**By Luisa López**
*“These people were refugees twice over”*, Mr Guterres stresses. *“First they fled war and persecution in their own countries and now, seeking safety in Italy, they tragically lost their lives.”*
Only 47 refugees on board the boat survived, among them a pregnant woman. *“We are deeply shocked,”* says US film star Angelina Jolie, who had just visited Libya as goodwill ambassador of the UN refugee agency.
Worldwide there are some 46 million refugees and internally displaced people, according to a recent UNCHR report. And the number keeps growing steadily, the agency warns, at a time when the world’s resources to help them are dwindling. Helping North Africa’s refugees alone costs 67 million dollars, Mr Guterres points out.
Most of the refugees are being displaced within Africa. Libya’s civil war alone has driven some 440,000 people to seek shelter in Tunisia and Egypt as well as some European countries bordering the Mediterranean. And tensions in Yemen and Syria are bound to make the refugee crisis even worse.
*“We only seem to think of them when we see them on television,”* UNHCR spokesperson María Jesús Vega says. *“As soon as the media lose interest a crisis or region, political interest evaporates too,”* she says.
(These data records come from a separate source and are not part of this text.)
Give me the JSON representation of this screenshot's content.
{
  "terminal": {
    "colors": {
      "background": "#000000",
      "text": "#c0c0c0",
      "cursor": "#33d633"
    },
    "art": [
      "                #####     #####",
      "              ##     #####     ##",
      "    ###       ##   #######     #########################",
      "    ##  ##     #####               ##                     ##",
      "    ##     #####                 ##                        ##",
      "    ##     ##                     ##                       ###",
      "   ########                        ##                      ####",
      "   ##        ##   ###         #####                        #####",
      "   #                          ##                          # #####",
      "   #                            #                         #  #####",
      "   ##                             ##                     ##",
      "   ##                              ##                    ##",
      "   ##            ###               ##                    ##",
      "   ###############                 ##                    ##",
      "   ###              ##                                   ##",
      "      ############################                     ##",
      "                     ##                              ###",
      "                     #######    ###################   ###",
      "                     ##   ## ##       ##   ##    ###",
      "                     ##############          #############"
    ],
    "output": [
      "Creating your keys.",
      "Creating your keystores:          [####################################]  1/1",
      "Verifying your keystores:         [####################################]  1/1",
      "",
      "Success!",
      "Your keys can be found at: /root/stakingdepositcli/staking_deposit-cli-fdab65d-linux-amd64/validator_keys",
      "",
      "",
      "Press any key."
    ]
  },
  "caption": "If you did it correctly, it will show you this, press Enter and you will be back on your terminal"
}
Refugees, for the UNHCR, are not only those displaced by political factors such as wars and internal conflicts, but also include those affected by natural disasters. In both cases people’s security is at stake.
In Sudan alone, the UNHCR estimates, millions of people are still living in make-shift camps. *“And then, just in Africa, you’ve also got Somalia, which people keep fleeing in huge numbers, as well as Congo, Uganda, etc.,”* Ms Vega points out.
The situation in Asia isn’t much better. In Myanmar, for example, the country’s internal conflict and a typhoon have driven two million people from their homes. Hundreds of thousands have fled to Thailand, Malaysia and Bangladesh but most of them are IDPs, internally displaced people.
Over 1.5 million Iraqis have fled to Syria, with another one million IDPs in Iraq itself. And tens of thousands of Afghans have fled to Pakistan, while some 300,000 others have been displaced within Afghanistan itself.
In the Americas, relief agencies remain focused on Colombia, where decades of conflict have resulted in some three million IDPs. It’s a huge number but the international community is largely ignoring them.
And in Haiti, over 500,000 people are still living in camps. When the quake struck over a year ago, it made headlines around the world. Now the camera crews have long gone.